Introspection Series 1 - C4

Visitors

All the Characters in My Life are Dreaming

Rocking Horse Archetype

Rexroth Now

Elections in My Time

Black Nephew Archetype

Although each of Doren Robbins’ previous books deserves close scrutiny to those who value literature and political awareness, Itinerant Dreamer is his most condensed and accessible work to date. This is obviously in part due to the infusion of his collected and invented imagery. 

For me, the most stunning aspects of Robbins’ artworks are the color schemes and carefully composed surfaces, often with a layered, 3D effect. His drawings have developed over many years of trial and error, finding a seemingly bottomless well of clear self-expression. “Baby Hitler with Wet Nurse” is a favorite of mine among the drawings. As with many of Robbins’ works, it stands on the razor’s edge straddling tenderness and horror. 

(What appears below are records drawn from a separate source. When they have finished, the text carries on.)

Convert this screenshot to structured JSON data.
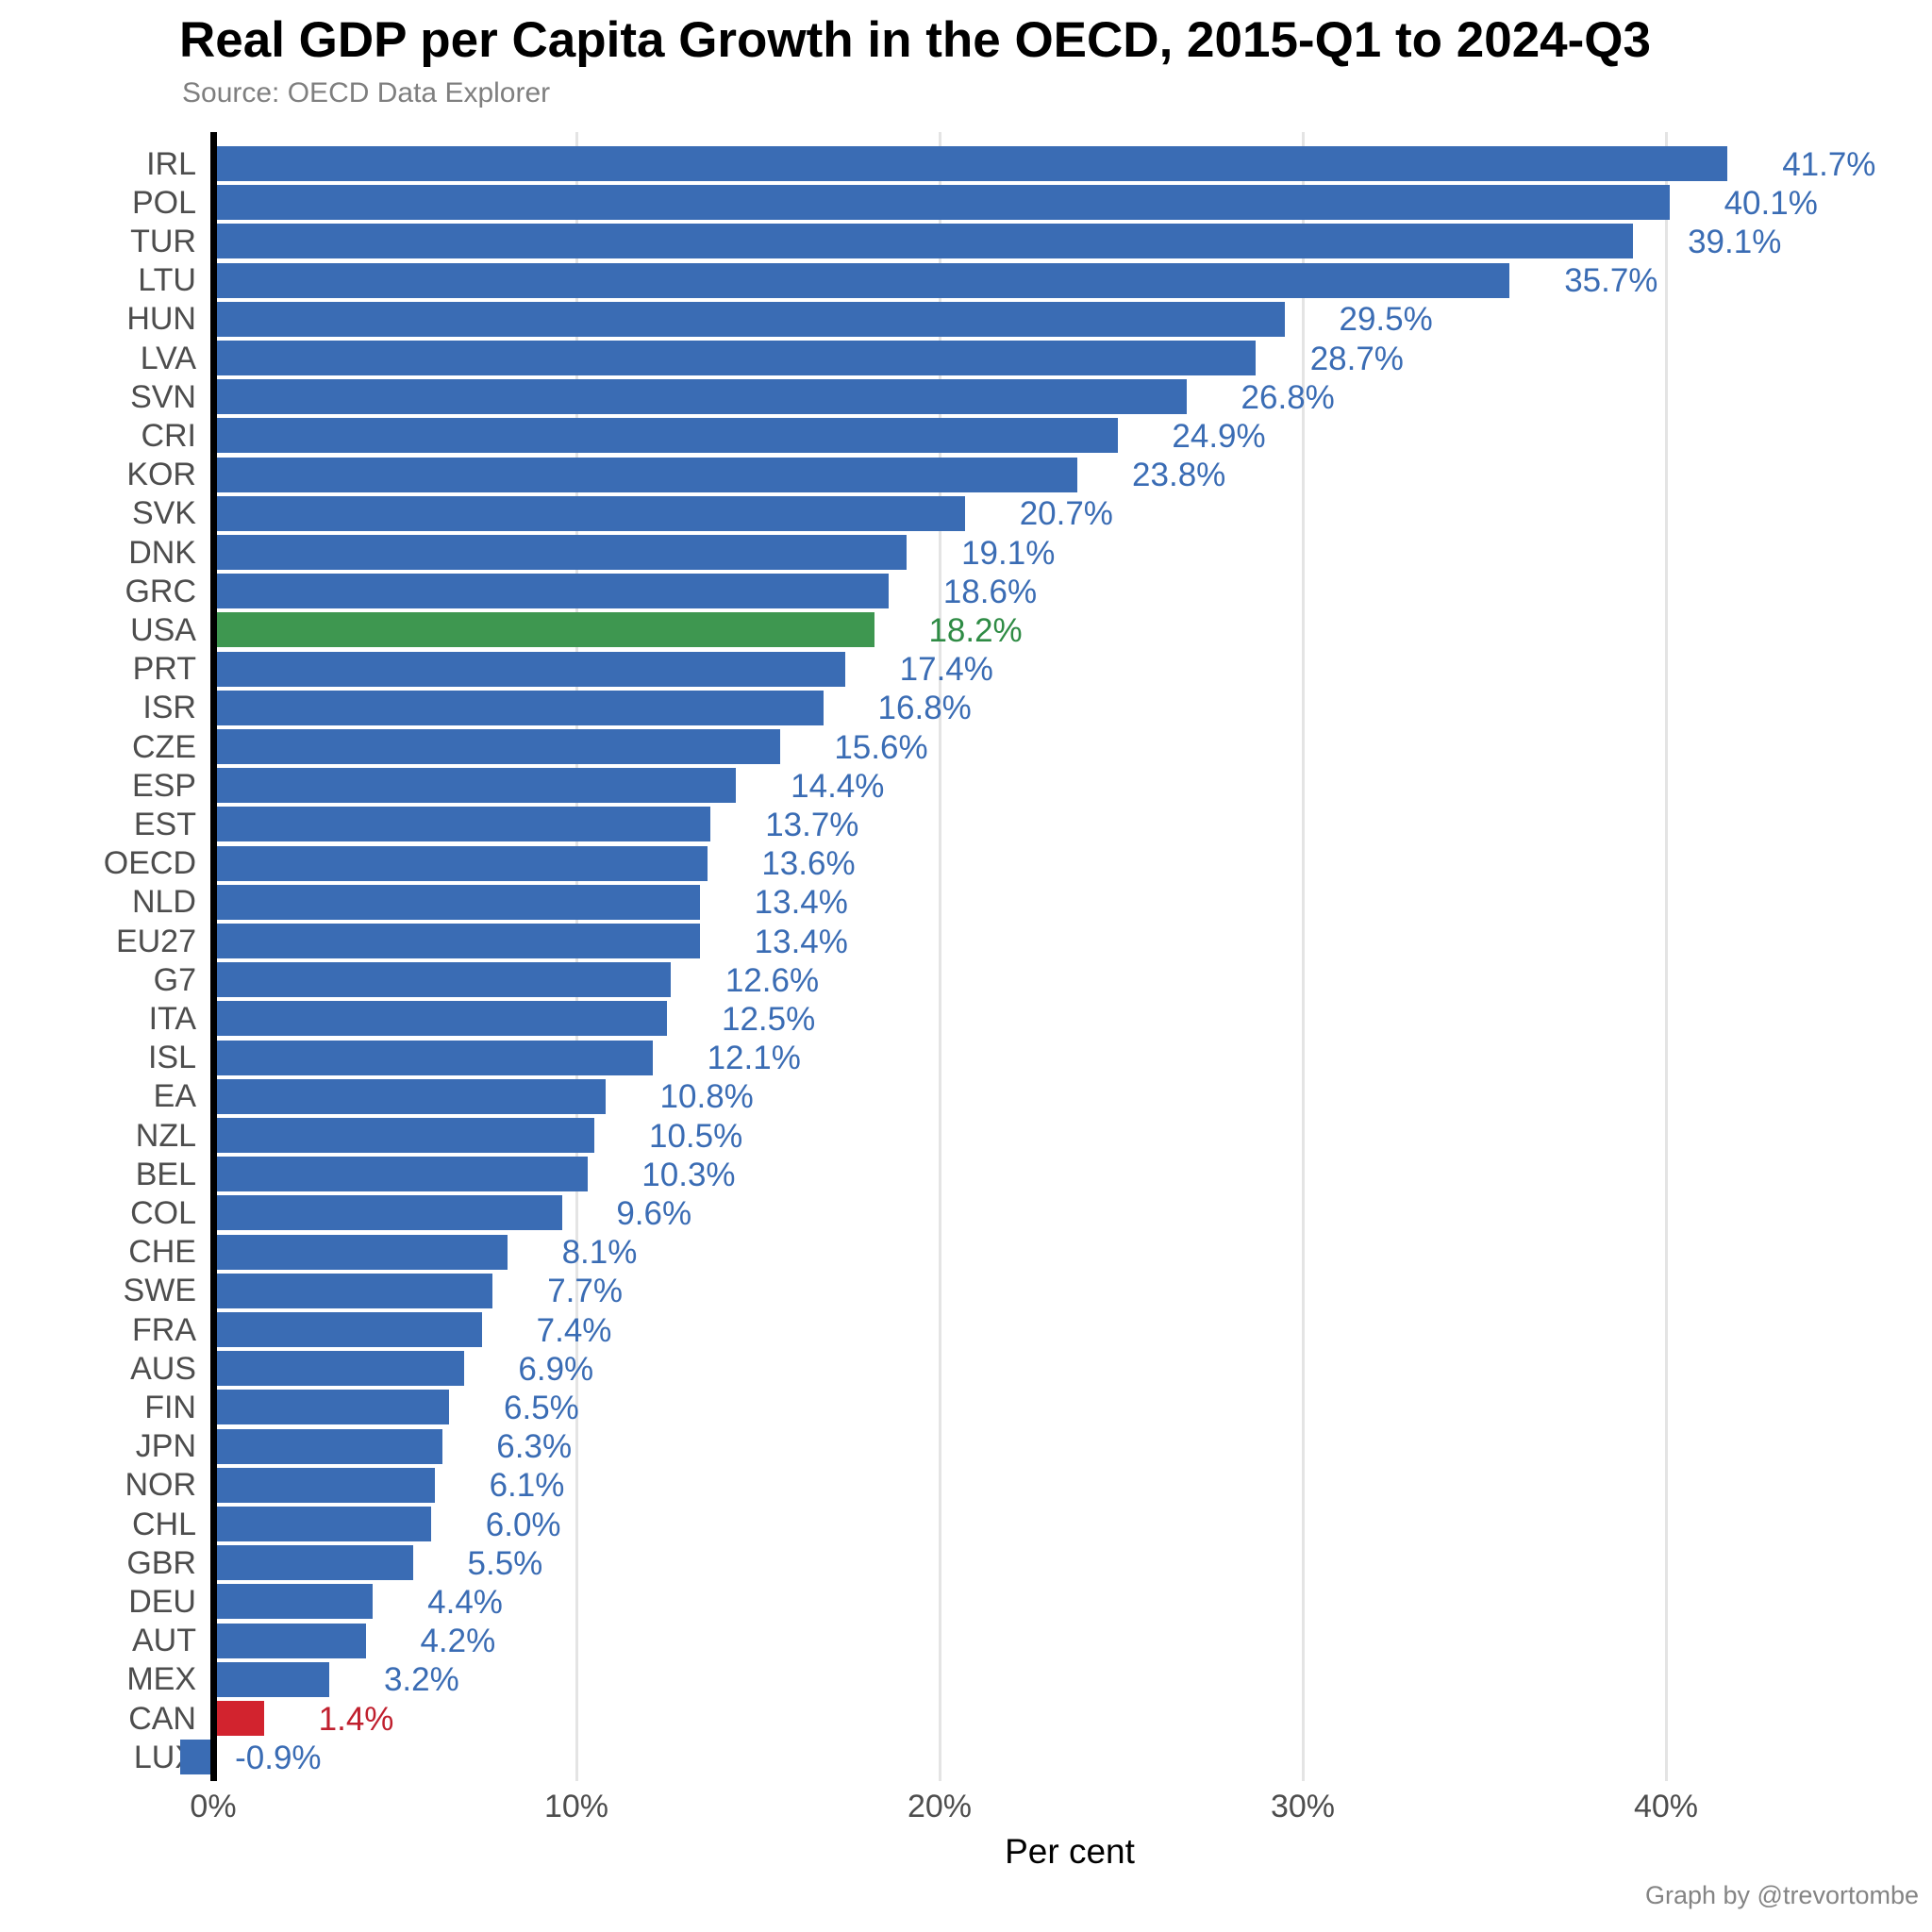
{
  "header": {
    "title": "Real GDP per Capita Growth in the OECD, 2015-Q1 to 2024-Q3",
    "source": "Source: OECD Data Explorer"
  },
  "footer": {
    "credit": "Graph by @trevortombe"
  },
  "colors": {
    "bar_blue": "#3a6cb4",
    "bar_green": "#3e9750",
    "bar_red": "#d2232e",
    "label_blue": "#3a6cb4",
    "label_green": "#2e8b44",
    "label_red": "#c0202e",
    "axis_line": "#000000",
    "gridline": "#e4e4e4",
    "category_text": "#4d4d4d",
    "tick_text": "#4d4d4d",
    "source_text": "#7f7f7f",
    "credit_text": "#848484"
  },
  "chart_data": {
    "type": "bar",
    "orientation": "horizontal",
    "title": "Real GDP per Capita Growth in the OECD, 2015-Q1 to 2024-Q3",
    "subtitle": "Source: OECD Data Explorer",
    "xlabel": "Per cent",
    "ylabel": "",
    "xlim": [
      -2.5,
      47
    ],
    "x_tick_values": [
      0,
      10,
      20,
      30,
      40
    ],
    "x_tick_labels": [
      "0%",
      "10%",
      "20%",
      "30%",
      "40%"
    ],
    "grid": "vertical major gridlines at 10% intervals, white background",
    "legend": "none",
    "highlight_notes": "USA bar/label green, CAN bar/label red, all others blue; LUX bar extends left of zero axis",
    "categories": [
      "IRL",
      "POL",
      "TUR",
      "LTU",
      "HUN",
      "LVA",
      "SVN",
      "CRI",
      "KOR",
      "SVK",
      "DNK",
      "GRC",
      "USA",
      "PRT",
      "ISR",
      "CZE",
      "ESP",
      "EST",
      "OECD",
      "NLD",
      "EU27",
      "G7",
      "ITA",
      "ISL",
      "EA",
      "NZL",
      "BEL",
      "COL",
      "CHE",
      "SWE",
      "FRA",
      "AUS",
      "FIN",
      "JPN",
      "NOR",
      "CHL",
      "GBR",
      "DEU",
      "AUT",
      "MEX",
      "CAN",
      "LUX"
    ],
    "values": [
      41.7,
      40.1,
      39.1,
      35.7,
      29.5,
      28.7,
      26.8,
      24.9,
      23.8,
      20.7,
      19.1,
      18.6,
      18.2,
      17.4,
      16.8,
      15.6,
      14.4,
      13.7,
      13.6,
      13.4,
      13.4,
      12.6,
      12.5,
      12.1,
      10.8,
      10.5,
      10.3,
      9.6,
      8.1,
      7.7,
      7.4,
      6.9,
      6.5,
      6.3,
      6.1,
      6.0,
      5.5,
      4.4,
      4.2,
      3.2,
      1.4,
      -0.9
    ],
    "value_labels": [
      "41.7%",
      "40.1%",
      "39.1%",
      "35.7%",
      "29.5%",
      "28.7%",
      "26.8%",
      "24.9%",
      "23.8%",
      "20.7%",
      "19.1%",
      "18.6%",
      "18.2%",
      "17.4%",
      "16.8%",
      "15.6%",
      "14.4%",
      "13.7%",
      "13.6%",
      "13.4%",
      "13.4%",
      "12.6%",
      "12.5%",
      "12.1%",
      "10.8%",
      "10.5%",
      "10.3%",
      "9.6%",
      "8.1%",
      "7.7%",
      "7.4%",
      "6.9%",
      "6.5%",
      "6.3%",
      "6.1%",
      "6.0%",
      "5.5%",
      "4.4%",
      "4.2%",
      "3.2%",
      "1.4%",
      "-0.9%"
    ],
    "bar_color_keys": [
      "blue",
      "blue",
      "blue",
      "blue",
      "blue",
      "blue",
      "blue",
      "blue",
      "blue",
      "blue",
      "blue",
      "blue",
      "green",
      "blue",
      "blue",
      "blue",
      "blue",
      "blue",
      "blue",
      "blue",
      "blue",
      "blue",
      "blue",
      "blue",
      "blue",
      "blue",
      "blue",
      "blue",
      "blue",
      "blue",
      "blue",
      "blue",
      "blue",
      "blue",
      "blue",
      "blue",
      "blue",
      "blue",
      "blue",
      "blue",
      "red",
      "blue"
    ]
  }
}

Robbins seems to interweave two diverse strands of 20th century approaches to art. I would crudely describe them as the exquisite estheticism of the Bauhaus and the smudgier esthetic of, for example, Andy Warhol’s purposely blurred and off-register lithographs. It’s as if Robbins’ dialectic with those styles has yielded a synthesis which is able to contain the dark and uncomfortable, the primordial and the unformed, all within the parameters of what is also strikingly beautiful. His intuition and sense of balance necessary to pull off this paradoxical feat is considerable. Robbins does it seemingly without effort, offering a joyful gift. 

The intervention of his titles and text in the book is more than playful—it strategically grounds the images in complexity and gives them an added profundity. The titles, text, and images ricochet off each other. The effect becomes magnified as we read along and view. 

Each section is a punch epiphany until we are knocked out. By the end, my brain and heart were made intensely aware of the broken yet ecstatic world which we inhabit with humble fragility. With the accumulation of his words and images, Robbins demonstrates a method by which we can live courageously. Few books offer this much.